X-band (10.7 GHz; λ ~ 3 cm)

X-band (10.7 GHz) frequencies lack the deeper soil sensing depth that is possible L-band frequencies. Nonetheless, X-band TB observations represent the lion share of all available microwave observations to date since the dawn of passive remote sensing of soil moisture from space. these observations began with the Scanning Multichannel Microwave Radiometer (SMMR) on Nimbus-7 in 1978, followed by the TRMM Microwave Imager (TMI) on TRMM in 1997, the Advanced Scanning Microwave Radiometer on EOS Aqua (AMSR-E) in 2002, the WindSat on Coriolis in 2003, the Advanced Scanning Microwave Radiometer (AMSR2) on GCOM-W in 2012, and the GPM Microwave Imager (GMI) on GPM in 2014. Future radiometers that are equipped with X-band channels include the AMSR3 (successor to AMSR2) and the Copernicus Microwave Imaging Radiometer (CIMR).
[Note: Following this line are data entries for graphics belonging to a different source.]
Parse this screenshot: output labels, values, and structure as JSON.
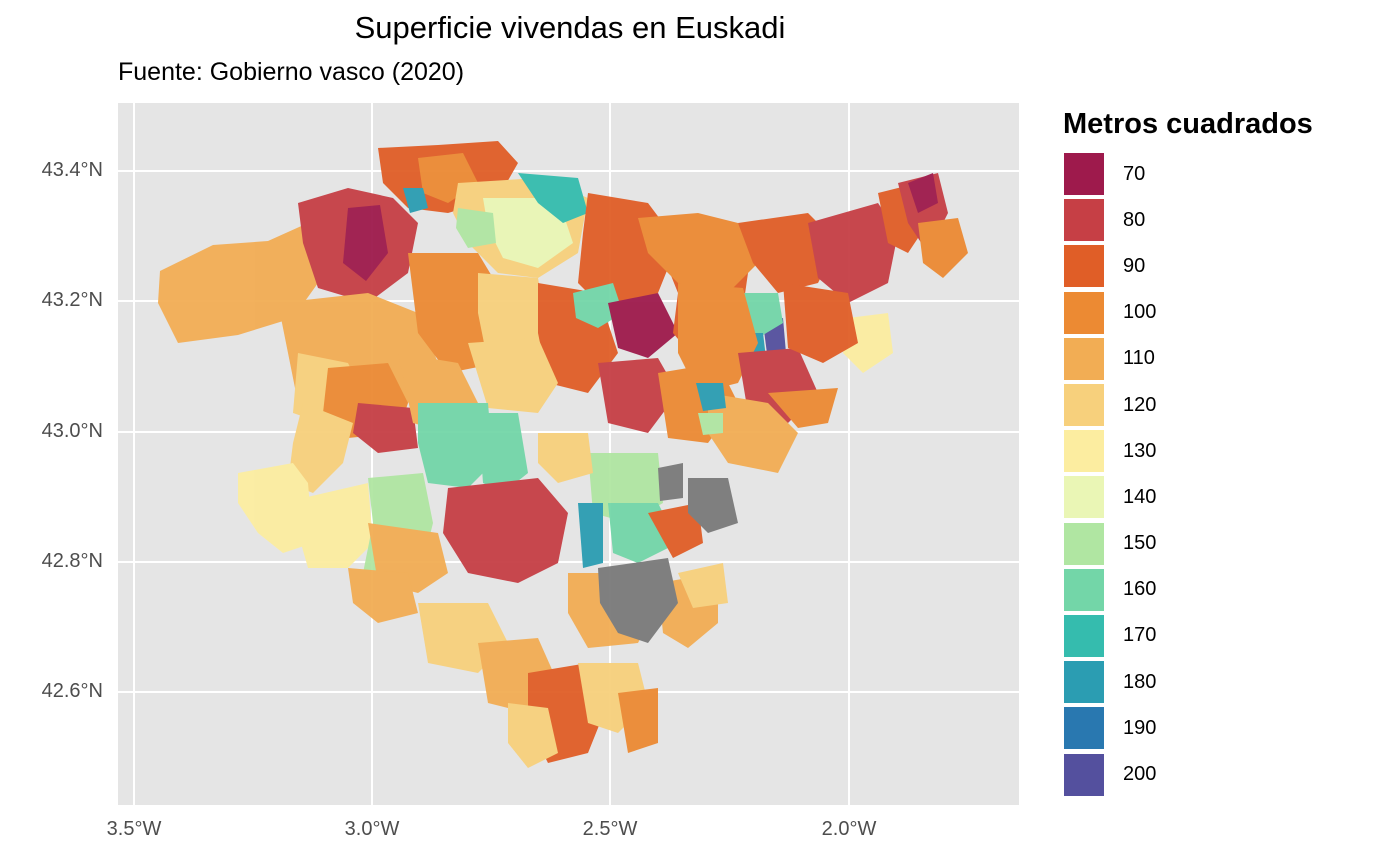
{
  "title": "Superficie vivendas en Euskadi",
  "subtitle": "Fuente: Gobierno vasco (2020)",
  "axes": {
    "y_ticks": [
      {
        "label": "43.4°N",
        "value": 43.4
      },
      {
        "label": "43.2°N",
        "value": 43.2
      },
      {
        "label": "43.0°N",
        "value": 43.0
      },
      {
        "label": "42.8°N",
        "value": 42.8
      },
      {
        "label": "42.6°N",
        "value": 42.6
      }
    ],
    "x_ticks": [
      {
        "label": "3.5°W",
        "value": -3.5
      },
      {
        "label": "3.0°W",
        "value": -3.0
      },
      {
        "label": "2.5°W",
        "value": -2.5
      },
      {
        "label": "2.0°W",
        "value": -2.0
      }
    ],
    "xlim": [
      -3.53,
      -1.65
    ],
    "ylim": [
      42.44,
      43.52
    ]
  },
  "legend": {
    "title": "Metros cuadrados",
    "items": [
      {
        "label": "70",
        "color": "#9E1A4C"
      },
      {
        "label": "80",
        "color": "#C63F45"
      },
      {
        "label": "90",
        "color": "#E05E27"
      },
      {
        "label": "100",
        "color": "#EC8A33"
      },
      {
        "label": "110",
        "color": "#F2AD54"
      },
      {
        "label": "120",
        "color": "#F7D07C"
      },
      {
        "label": "130",
        "color": "#FCEDA0"
      },
      {
        "label": "140",
        "color": "#EAF6B5"
      },
      {
        "label": "150",
        "color": "#B0E6A2"
      },
      {
        "label": "160",
        "color": "#73D6A8"
      },
      {
        "label": "170",
        "color": "#35BCAE"
      },
      {
        "label": "180",
        "color": "#2B9DB2"
      },
      {
        "label": "190",
        "color": "#2978B0"
      },
      {
        "label": "200",
        "color": "#54509E"
      }
    ]
  },
  "colors": {
    "panel_background": "#E5E5E5",
    "grid": "#FFFFFF",
    "missing_data": "#7A7A7A"
  }
}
By their sheer abundance, soil moisture estimates derived from all X-band TB observations provide unparalleled frequent global coverage unattainable with L-band TB observations alone.

X-band geophysical inversion physics mirrors closely its L-band counterpart described above, sharing the same analytical τ-ω inversion model and ancillary data, differing mostly in their respective model parameterization schemes. Prior field campaigns and validation studies on X-band soil moisture estimates indicated that an unbiased RMSE of less than 0.06 m3/m3 is achievable.